レビューパネル:レビュープロジェクトとアクティブなレビュータスクを表示します

Adobe AEM Guidesなら、レビューをよりシームレスに。 Web エディター内のレビューパネルが表示されます。 レビューパネルには、自分が属しているレビュープロジェクト内のすべてのレビュープロジェクトとアクティブなレビュータスクが表示されます。

この機能を利用すれば、レビュータスクを簡単に開いてコメントを表示し、一元的なビューでコメントにすばやく対応できます。
{width="800"}
詳細については、左パネル ​ セクション内の​ レビュー ​機能の説明を参照してください。

レビューのトピックを検索

レビューの実施は、AEM Guidesの重要な機能のひとつです。 レビュー担当者は、割り当てられたドキュメントを確認できます。
レビューパネルのトピックビューの検索バーに、タイトルまたはファイルパスのテキストの一部を入力して、トピックを検索できるようになりました。 すべてのトピックを表示するか、コメント付きのトピックを表示するかを選択することもできます。 デフォルトでは、レビュータスクに存在するすべてのトピックを表示できます。
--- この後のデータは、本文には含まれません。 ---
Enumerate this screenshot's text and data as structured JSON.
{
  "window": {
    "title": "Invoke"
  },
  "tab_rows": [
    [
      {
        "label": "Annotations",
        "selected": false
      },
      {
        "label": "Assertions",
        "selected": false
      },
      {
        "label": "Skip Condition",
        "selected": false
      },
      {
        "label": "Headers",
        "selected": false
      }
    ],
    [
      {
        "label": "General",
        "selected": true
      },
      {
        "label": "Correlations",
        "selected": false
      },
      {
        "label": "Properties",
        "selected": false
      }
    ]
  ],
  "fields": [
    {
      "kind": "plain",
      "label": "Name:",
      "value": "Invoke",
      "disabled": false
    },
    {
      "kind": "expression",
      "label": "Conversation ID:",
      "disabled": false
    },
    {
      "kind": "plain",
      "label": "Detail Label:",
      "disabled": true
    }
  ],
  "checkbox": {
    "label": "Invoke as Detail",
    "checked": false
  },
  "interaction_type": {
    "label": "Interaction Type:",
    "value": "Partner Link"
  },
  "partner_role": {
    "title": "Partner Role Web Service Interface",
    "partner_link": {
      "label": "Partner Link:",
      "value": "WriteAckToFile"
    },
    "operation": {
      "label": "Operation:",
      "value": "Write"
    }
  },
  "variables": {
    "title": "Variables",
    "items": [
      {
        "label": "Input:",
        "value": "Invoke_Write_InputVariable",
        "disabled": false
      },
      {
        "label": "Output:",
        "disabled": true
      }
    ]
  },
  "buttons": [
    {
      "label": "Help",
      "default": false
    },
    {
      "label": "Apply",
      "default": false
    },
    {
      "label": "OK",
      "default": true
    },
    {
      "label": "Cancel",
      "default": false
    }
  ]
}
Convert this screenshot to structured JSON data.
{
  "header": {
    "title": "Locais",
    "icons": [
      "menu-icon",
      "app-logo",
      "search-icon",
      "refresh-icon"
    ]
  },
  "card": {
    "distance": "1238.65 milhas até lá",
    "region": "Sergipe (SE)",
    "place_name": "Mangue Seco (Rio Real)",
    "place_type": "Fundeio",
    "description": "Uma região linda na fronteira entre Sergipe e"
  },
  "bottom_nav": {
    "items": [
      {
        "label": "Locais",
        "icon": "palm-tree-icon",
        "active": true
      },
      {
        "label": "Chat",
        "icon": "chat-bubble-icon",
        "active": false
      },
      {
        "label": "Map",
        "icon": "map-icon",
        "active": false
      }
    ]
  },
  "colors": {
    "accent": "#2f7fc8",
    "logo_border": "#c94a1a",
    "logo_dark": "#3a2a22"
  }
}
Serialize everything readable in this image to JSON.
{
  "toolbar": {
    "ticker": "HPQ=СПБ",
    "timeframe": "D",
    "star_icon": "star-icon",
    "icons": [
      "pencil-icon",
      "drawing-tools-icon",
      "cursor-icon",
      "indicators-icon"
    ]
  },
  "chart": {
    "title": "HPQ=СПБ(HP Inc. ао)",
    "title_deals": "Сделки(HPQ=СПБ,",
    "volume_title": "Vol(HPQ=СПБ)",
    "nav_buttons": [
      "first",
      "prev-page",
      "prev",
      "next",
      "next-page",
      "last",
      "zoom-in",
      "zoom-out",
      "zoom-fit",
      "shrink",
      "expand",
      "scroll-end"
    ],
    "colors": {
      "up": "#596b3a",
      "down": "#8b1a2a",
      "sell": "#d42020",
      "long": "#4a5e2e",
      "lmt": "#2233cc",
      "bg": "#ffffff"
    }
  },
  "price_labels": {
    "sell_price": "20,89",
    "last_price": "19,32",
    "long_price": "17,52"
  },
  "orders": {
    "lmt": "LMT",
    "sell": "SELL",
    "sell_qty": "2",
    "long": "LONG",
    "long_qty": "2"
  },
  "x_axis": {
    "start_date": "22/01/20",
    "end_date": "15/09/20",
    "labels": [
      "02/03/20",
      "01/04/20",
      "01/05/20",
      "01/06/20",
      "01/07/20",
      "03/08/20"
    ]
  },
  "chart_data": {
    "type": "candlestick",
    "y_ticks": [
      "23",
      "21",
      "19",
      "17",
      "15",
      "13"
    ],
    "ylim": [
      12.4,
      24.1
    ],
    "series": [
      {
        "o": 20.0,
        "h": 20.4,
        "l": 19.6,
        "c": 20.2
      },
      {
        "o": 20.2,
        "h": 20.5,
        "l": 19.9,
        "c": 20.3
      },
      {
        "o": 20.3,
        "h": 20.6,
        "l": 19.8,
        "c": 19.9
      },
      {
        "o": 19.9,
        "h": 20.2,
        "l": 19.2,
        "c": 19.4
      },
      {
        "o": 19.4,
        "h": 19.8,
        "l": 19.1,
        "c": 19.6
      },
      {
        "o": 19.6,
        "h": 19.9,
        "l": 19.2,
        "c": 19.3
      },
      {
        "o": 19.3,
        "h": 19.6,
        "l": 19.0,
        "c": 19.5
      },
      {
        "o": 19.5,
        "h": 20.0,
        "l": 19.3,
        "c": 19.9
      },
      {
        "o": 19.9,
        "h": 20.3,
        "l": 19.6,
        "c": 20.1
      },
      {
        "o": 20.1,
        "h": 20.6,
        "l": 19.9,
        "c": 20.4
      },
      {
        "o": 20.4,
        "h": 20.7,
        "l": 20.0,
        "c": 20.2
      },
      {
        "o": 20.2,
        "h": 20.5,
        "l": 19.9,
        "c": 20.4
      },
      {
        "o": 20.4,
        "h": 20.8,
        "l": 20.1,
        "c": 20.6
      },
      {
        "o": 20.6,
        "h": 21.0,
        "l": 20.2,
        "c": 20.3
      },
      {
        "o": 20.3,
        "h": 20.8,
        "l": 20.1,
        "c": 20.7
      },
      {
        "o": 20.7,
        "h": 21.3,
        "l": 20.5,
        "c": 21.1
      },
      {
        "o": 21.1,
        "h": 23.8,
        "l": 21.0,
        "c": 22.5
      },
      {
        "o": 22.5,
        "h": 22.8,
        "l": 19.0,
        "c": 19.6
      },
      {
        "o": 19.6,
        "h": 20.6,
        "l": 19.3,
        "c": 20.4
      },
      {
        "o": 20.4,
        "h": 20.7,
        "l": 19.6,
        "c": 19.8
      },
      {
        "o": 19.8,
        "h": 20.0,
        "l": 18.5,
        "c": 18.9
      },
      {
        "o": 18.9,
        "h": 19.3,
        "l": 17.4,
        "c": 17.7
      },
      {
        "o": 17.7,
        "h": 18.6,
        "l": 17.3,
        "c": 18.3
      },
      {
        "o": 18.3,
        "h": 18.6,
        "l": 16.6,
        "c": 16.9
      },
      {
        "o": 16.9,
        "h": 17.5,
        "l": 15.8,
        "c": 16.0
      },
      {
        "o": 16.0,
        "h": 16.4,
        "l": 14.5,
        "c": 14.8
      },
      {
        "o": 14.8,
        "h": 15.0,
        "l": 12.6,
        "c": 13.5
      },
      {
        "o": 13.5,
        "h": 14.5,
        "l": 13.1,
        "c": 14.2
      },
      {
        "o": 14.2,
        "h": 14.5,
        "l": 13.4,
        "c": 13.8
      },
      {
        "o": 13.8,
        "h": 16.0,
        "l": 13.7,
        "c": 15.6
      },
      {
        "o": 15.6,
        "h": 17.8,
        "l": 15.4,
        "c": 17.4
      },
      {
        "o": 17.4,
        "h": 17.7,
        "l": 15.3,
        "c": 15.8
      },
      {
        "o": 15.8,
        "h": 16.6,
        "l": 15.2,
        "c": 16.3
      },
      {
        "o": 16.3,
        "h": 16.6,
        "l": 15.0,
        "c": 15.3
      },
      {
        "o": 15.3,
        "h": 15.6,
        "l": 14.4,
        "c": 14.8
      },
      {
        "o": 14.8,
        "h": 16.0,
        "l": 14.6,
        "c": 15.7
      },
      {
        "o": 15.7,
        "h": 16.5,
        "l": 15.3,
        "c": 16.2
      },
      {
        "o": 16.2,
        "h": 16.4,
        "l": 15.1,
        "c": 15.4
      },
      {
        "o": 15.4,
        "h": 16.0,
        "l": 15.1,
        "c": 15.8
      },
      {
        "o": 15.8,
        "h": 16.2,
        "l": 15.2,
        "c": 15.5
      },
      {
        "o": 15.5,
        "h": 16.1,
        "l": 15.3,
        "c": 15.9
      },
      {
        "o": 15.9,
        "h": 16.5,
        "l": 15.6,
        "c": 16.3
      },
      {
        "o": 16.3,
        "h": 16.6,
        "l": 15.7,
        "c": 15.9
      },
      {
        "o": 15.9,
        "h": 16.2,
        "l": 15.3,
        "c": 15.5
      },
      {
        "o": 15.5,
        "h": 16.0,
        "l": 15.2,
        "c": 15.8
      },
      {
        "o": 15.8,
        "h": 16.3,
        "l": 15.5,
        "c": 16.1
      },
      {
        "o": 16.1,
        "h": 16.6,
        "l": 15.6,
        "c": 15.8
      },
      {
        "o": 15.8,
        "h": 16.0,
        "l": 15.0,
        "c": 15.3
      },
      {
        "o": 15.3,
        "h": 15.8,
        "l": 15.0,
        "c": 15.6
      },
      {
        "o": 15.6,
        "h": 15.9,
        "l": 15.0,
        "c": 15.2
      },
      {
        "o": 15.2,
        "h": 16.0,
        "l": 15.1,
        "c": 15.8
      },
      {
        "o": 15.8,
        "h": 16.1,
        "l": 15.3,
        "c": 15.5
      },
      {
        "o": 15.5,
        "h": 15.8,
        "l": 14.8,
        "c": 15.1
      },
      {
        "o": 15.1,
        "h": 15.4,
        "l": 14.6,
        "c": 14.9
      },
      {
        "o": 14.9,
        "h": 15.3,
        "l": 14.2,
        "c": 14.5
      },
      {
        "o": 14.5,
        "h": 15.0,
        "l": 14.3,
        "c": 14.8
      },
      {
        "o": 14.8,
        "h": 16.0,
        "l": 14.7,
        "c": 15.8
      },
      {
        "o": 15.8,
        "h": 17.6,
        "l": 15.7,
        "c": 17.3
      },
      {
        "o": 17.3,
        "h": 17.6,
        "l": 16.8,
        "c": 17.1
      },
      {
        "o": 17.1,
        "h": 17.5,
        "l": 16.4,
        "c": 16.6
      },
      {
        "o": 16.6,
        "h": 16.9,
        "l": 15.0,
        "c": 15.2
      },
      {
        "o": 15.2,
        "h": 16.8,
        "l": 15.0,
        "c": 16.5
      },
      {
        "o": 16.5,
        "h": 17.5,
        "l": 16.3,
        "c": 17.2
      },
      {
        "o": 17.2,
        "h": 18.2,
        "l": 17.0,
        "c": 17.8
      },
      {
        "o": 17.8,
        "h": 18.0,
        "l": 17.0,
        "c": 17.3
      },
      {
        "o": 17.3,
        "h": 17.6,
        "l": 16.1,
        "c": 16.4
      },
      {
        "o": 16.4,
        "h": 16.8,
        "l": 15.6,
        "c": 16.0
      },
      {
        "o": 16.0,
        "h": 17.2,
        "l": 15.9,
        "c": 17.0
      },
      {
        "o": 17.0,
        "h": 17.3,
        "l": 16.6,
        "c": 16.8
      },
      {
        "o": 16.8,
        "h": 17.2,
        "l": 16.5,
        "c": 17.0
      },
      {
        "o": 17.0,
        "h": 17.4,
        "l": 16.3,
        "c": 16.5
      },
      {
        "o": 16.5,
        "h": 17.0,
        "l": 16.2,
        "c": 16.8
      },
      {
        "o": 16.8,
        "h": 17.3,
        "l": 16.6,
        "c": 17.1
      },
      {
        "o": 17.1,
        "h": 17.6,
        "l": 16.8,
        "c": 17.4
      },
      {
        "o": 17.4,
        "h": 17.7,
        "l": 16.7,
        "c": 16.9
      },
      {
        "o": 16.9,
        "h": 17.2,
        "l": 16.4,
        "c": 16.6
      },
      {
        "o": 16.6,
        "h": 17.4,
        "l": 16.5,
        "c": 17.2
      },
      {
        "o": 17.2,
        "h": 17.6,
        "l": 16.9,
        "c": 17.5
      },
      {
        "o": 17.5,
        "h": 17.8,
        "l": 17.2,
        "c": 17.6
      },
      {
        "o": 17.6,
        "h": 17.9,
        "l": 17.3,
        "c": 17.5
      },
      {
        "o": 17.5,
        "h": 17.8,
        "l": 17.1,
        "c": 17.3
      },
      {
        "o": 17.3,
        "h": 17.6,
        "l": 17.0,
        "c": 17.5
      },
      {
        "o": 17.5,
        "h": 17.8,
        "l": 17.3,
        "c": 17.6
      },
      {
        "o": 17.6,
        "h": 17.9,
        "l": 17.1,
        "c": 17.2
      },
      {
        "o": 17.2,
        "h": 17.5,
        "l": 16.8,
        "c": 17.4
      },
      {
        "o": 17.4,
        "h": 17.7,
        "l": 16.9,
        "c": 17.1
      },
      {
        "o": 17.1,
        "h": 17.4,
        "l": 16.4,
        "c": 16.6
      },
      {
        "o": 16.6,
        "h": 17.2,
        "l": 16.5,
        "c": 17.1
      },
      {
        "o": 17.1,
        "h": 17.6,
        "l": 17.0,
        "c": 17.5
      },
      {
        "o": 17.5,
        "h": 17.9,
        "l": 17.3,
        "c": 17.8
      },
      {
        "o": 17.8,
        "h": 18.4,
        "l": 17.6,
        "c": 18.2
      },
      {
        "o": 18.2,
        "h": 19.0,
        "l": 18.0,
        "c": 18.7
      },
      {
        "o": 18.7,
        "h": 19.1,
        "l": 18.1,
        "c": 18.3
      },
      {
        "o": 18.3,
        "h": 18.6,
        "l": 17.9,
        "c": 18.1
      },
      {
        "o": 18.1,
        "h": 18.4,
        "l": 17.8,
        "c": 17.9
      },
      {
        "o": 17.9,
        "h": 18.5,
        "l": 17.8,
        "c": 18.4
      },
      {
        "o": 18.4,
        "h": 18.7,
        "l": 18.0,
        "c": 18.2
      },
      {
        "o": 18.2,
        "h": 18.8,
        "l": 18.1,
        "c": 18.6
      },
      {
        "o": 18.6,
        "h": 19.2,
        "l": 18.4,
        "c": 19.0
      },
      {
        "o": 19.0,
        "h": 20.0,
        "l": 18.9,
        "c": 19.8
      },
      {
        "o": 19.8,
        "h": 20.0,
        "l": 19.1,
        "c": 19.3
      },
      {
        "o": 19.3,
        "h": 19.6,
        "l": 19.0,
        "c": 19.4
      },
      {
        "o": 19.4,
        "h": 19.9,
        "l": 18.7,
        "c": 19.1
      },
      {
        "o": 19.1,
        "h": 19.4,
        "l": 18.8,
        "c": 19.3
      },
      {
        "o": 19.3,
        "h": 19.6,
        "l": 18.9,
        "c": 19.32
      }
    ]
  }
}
​ レビュートピックパネルでの検索 {width="800"}

詳細については、​ トピックのレビューを参照してください。

Guides拡張フレームワーク

AEM Guides上にカスタムパッケージを作成し、AEM Guides Extension Frameworkを使用して拡張性を提供します。 これらのパッケージは、開発者やコンサルタントにとって有用で、エディターのコンポーネントに拡張性を与えます。 ボタン、ダイアログ、ドロップダウンをターゲットにしたり、AEM Guides UIと簡単に相互運用できるカスタムJavaScriptを追加したりできます。

PDFのネイティブ機能

AEM Guidesをより堅牢な製品にするため、4.3.0 リリースでは、次のネイティブ PDFの機能強化が行われました。

言語変数のサポート

AEM Guidesでは、言語変数をサポートしています。 言語変数を使用すると、メモ、注意、警告などの標準ラベルのローカライズ版や、PDF出力の静的テキストを定義できます。
PDF出力および出力テンプレートの適切なセクションに、言語変数またはラベルのローカライズ版を追加できます。

PDF出力の言語変数

言語変数を使用して、メモ、注意、警告などの要素のローカライズされたラベルを定義できます。 これらの変数の値を1つ以上の言語で更新すると、ローカライズされた値がPDF出力で自動的に選択されます。
例えば、次の方法でPDF出力にラベルノートを表示できます。

  • 英語:メモ
  • フランス語:Remarque
  • ドイツ語:Hinweis

出力テンプレートの言語変数

PDF出力を様々な言語で作成する場合は、各言語用のローカライズされたテキストを含む様々なPDF テンプレートを作成する必要がありました。 言語変数機能を使用すれば、テンプレートを一度作成するだけで済みます。 次に、ローカライズする必要がある静的テキストについて、対応する言語変数を作成し、テンプレートで使用できます。
文全体や段落など、長いテキストの言語変数を作成できます。 また、スタイルを適用し、HTML マークアップを使用してこれらの言語変数を書式設定することもできます。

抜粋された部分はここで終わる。